Rasell looks to the state to solve almost all social problems: “In a nation of 310 million people and a world of over six billion, only government—of, for, and by the people—has the potential to raise sufficient resources and put in place the structures and institutions that can fill our unmet needs and provide for the common good.” Since the needs are great, she insists: “More revenue is needed; taxes must be raised.”
Rasell’s paper proposes to levy heavier taxes on capital gains, carried interest, estates of the deceased, and corporate profits. She backs a new tax on financial transactions and wants to recapture revenue now lost through tax deductions and credits. Nowhere does Rasell suggest any moves to lighten the burden of taxation. She never addresses the possibility that taxes might at some point become excessive, strangling economic initiative. The prophet Samuel warned the Israelites against a king who would “take one-tenth of your grain and of your vineyards and give it to his officers and courtiers” (1 Sam. 8:15). But in Rasell’s thinking there seems to be no upper limit to the share of wealth that the government can claim for itself.
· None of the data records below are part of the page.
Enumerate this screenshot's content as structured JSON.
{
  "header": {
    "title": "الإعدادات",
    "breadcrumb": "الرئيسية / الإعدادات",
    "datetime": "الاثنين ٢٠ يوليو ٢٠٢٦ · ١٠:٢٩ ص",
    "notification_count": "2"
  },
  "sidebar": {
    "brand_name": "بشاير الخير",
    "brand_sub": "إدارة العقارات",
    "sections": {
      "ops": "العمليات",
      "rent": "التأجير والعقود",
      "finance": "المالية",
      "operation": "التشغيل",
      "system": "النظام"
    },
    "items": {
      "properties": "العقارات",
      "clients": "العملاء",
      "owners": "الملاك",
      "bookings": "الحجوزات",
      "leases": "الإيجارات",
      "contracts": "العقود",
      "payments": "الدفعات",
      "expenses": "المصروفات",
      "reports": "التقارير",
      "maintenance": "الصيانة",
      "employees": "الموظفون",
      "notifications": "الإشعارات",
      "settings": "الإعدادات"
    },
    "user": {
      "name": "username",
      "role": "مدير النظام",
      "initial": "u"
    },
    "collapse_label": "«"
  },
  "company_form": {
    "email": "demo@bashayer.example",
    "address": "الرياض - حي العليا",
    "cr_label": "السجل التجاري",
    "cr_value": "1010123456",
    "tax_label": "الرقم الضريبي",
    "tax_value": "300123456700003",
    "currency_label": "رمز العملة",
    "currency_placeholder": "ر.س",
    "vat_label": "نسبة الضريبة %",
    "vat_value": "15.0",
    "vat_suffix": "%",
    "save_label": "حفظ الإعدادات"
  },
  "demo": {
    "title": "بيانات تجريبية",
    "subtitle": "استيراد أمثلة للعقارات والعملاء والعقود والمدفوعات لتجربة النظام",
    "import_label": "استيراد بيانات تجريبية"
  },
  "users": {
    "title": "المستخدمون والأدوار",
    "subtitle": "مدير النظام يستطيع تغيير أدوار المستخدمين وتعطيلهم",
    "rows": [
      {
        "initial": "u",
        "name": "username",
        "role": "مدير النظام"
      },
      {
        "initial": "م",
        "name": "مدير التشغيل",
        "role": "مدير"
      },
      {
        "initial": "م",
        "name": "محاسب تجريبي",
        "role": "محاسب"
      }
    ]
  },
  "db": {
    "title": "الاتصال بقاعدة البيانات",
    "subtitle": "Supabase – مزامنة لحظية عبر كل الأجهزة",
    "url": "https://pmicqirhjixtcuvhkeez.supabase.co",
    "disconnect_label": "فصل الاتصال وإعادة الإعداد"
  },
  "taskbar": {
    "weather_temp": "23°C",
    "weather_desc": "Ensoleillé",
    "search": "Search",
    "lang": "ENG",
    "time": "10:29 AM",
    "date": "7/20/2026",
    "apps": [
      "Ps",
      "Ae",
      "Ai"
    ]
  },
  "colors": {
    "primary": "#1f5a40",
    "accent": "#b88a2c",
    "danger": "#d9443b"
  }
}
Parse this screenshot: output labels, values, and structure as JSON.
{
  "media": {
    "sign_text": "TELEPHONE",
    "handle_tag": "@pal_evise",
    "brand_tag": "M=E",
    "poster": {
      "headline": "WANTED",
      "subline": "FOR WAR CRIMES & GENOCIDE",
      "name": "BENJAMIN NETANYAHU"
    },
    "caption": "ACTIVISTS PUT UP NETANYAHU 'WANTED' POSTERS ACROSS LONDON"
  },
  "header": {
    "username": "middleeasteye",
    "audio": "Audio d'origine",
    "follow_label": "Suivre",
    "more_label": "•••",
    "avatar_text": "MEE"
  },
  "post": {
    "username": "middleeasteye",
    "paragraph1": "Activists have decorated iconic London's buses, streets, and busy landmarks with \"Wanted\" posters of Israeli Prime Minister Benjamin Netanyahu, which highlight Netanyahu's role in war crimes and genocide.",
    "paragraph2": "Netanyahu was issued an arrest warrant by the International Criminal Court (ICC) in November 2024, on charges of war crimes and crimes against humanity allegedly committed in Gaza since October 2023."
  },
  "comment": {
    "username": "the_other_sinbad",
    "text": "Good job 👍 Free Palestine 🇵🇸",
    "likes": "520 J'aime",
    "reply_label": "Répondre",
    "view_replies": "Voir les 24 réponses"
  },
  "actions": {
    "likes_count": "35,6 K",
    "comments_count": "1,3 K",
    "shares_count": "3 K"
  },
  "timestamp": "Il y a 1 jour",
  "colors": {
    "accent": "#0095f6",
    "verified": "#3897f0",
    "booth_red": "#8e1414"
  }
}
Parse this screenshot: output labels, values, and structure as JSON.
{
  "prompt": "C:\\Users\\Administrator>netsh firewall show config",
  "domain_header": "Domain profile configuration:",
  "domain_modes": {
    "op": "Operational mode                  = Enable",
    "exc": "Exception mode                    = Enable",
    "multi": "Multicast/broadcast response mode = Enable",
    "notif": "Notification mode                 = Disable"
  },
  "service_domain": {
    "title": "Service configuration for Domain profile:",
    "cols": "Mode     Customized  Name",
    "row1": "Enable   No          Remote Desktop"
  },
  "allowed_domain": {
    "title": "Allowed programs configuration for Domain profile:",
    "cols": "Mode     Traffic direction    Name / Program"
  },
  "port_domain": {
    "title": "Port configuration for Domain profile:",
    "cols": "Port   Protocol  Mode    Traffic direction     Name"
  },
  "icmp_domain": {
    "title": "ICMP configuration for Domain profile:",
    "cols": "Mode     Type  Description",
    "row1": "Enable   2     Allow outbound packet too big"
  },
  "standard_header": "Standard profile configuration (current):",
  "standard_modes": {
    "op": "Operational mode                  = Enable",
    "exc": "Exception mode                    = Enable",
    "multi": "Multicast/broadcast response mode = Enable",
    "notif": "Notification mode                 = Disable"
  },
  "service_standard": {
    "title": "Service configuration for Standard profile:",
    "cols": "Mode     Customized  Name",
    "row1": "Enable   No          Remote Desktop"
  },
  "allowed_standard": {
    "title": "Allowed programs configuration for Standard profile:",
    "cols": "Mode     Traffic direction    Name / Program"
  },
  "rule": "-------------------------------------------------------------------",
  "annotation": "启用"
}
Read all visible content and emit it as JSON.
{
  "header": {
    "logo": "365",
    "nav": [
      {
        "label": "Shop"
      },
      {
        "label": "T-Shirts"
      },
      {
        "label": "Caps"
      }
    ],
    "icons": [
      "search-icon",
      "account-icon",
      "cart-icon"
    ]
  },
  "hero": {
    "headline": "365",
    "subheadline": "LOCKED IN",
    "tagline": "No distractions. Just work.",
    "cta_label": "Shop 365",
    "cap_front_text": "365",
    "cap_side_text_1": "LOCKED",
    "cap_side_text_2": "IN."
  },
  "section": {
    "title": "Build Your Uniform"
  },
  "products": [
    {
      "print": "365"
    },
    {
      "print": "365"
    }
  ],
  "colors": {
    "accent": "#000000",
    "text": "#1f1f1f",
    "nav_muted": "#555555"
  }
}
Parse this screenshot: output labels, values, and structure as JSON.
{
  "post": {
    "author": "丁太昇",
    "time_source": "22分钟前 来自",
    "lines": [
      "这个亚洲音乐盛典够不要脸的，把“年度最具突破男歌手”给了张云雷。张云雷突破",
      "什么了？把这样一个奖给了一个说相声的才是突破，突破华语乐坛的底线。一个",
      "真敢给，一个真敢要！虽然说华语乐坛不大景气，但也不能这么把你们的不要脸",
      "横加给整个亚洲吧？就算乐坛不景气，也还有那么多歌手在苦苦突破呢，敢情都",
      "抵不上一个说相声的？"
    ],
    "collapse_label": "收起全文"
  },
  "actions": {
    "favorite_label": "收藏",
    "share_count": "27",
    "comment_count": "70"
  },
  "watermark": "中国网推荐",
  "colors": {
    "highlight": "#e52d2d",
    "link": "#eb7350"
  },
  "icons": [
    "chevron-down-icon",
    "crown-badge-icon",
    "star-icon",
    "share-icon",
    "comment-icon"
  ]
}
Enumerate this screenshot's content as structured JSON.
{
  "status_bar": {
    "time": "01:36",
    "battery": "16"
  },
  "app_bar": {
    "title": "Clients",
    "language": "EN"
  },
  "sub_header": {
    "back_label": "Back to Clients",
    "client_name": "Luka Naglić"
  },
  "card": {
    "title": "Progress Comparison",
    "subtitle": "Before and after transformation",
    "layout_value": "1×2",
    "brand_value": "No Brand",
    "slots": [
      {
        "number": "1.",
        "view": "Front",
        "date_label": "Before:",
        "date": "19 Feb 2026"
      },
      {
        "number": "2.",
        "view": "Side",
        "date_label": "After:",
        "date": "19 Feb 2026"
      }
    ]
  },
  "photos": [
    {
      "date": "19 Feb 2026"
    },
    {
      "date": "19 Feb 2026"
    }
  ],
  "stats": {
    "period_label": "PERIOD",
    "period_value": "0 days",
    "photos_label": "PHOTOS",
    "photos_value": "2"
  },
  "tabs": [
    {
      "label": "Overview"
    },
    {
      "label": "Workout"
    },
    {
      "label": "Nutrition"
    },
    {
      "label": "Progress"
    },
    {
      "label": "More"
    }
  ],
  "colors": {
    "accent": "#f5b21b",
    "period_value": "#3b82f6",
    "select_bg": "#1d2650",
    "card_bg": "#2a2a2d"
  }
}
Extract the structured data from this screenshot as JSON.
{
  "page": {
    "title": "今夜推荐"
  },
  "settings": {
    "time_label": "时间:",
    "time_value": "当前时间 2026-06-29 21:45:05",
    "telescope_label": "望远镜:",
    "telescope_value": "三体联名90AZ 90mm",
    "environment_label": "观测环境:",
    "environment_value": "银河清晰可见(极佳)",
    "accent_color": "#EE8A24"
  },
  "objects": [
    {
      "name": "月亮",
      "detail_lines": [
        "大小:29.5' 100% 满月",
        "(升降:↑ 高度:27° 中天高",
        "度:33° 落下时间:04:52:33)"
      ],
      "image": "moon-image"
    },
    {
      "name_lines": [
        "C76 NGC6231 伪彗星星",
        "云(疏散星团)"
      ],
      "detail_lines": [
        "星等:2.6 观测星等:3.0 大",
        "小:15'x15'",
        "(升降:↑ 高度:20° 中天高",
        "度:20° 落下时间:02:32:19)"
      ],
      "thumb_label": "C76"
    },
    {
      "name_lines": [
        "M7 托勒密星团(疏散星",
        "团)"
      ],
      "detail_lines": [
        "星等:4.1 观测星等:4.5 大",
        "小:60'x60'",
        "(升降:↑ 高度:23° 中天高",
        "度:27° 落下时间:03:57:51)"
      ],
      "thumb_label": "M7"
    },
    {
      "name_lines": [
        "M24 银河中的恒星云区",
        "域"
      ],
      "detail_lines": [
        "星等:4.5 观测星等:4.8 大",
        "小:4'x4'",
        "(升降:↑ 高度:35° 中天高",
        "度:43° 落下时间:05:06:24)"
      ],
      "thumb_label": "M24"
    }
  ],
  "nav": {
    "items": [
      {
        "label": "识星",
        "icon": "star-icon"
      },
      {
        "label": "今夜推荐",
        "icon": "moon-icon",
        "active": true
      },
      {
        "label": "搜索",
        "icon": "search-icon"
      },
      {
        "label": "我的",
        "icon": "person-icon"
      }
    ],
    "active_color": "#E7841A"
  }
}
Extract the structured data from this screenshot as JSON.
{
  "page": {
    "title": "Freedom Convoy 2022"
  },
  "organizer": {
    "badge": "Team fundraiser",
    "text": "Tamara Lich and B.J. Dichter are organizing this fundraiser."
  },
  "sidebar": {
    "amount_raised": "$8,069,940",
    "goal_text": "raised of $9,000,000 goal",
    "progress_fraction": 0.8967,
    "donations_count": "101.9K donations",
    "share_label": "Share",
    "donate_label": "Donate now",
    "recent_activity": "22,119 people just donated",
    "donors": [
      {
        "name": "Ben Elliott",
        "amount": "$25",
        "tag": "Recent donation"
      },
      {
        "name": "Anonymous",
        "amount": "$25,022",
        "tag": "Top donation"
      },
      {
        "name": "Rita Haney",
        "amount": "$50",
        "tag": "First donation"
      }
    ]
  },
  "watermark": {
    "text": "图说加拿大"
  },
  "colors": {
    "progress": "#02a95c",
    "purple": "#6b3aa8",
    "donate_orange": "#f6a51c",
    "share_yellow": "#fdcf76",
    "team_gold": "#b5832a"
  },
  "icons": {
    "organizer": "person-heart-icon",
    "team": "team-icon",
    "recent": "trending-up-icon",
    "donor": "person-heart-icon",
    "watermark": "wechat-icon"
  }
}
If this is the direction in which the PCUSA tax policy study is pointed, it appeared to enjoy the enthusiastic support of the Presbyterian activists attending the April 5 workshop. When Rasell polled the roughly 20 audience members about whether they regarded their taxes as too high, too low, or about right, almost all responded that their taxes were too low and should be raised. The UCC official expressed surprise at this response, noting that other church audiences might have taken a different view on taxes.